Bill was elected to serve as President of the Ecclesiastical History Society for the session 2008-9, and chose for his conference theme 'God's Bounty: The Churches and the Natural World', proceedings of which were published in 2010 as volume 46 in the series Studies in Church History.
Bill has recently been the recipient of a festschrift volume from former students and colleagues, entitled Getting Along? Religious Identities and Confessional Relations in Early Modern England - Essays in Honour of Professor W. J. Sheils (St. Andrews Studies in Reformation History, Ashgate, 2012). The book was edited by Adam Morton and Nadine Lewycky.
Bill Sheils has a long standing interest in the social history of the English Reformation and of religion between 1500 and 1800. He has worked on both nonconformity and recusancy, particularly in the north of England where his interests in agrarian and landscape history also impinge on his work. Editorial work has always featured largely in his scholarly activity. He has been editor of Borthwick Papers 1974-2000, Studies in Church History 1981-1990, the Church of England Record Society 1990-1995, and as associate editor of the Oxford Dictionary of National Biography 2004, and he is currently a member of the editorial board of the Journal of Ecclesiastical History.
Religion and society in post Reformation Britain c.1500-1850, with special reference to nonconformist experience and to the impact of law on human relations.
Agrarian and landscape history since the 16th century, with particular reference to the impact on the environment of ownership and tenure and of population.
Urban spaces and their social and public uses, as part of the Atlas of Historic Towns project with York Archaeological Trust.
Current research interests include those mentioned above and work on the posthumous reputation of Sir Thomas More. Much of his own work and that of research students has involved extensive use of the archive resources at the Borthwick Institute for Archives and the holdings of York Minster Library. He would welcome research students with interests in any of the fields mentioned above.

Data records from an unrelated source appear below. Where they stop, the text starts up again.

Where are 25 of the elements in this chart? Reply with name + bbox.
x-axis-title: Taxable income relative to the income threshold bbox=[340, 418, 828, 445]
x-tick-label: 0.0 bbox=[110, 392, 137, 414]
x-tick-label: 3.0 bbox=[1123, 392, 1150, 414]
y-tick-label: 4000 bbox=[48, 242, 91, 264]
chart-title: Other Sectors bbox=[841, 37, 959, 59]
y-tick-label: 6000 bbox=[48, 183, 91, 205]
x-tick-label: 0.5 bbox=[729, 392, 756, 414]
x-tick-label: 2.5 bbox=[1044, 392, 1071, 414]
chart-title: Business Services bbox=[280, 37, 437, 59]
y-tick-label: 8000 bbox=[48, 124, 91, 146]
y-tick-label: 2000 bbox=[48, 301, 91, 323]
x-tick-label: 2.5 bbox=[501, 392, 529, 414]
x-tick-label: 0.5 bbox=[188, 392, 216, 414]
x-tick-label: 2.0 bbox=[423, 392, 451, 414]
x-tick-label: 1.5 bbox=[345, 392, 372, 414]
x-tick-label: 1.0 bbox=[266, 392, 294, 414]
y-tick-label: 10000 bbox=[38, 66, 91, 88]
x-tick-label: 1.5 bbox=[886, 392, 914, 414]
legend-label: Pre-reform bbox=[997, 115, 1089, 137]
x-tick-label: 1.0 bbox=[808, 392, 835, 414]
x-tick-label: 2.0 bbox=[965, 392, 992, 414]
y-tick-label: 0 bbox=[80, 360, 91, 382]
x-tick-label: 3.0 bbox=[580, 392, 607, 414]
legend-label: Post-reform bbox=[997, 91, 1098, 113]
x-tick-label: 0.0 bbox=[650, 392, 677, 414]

He was recently awarded a Resource Enhancement Scheme grant of £349,898 by the AHRC to run from October 2006 until March 2009 for a project on The Records of Central Government Taxation in England and Wales: The Clerical Taxes, 1173-1664. His Co-applicant was Dr Rosemary Hayes, a visiting fellow in the department, and there were two research assistants, Dr Maureen Jurkowski and Ms Helen Watt, based at The National Archives. An international conference took place in London during March 2009. This project will be completed by a current Leverhulme award of £101,690 to cover the dioceses of the Northern Province.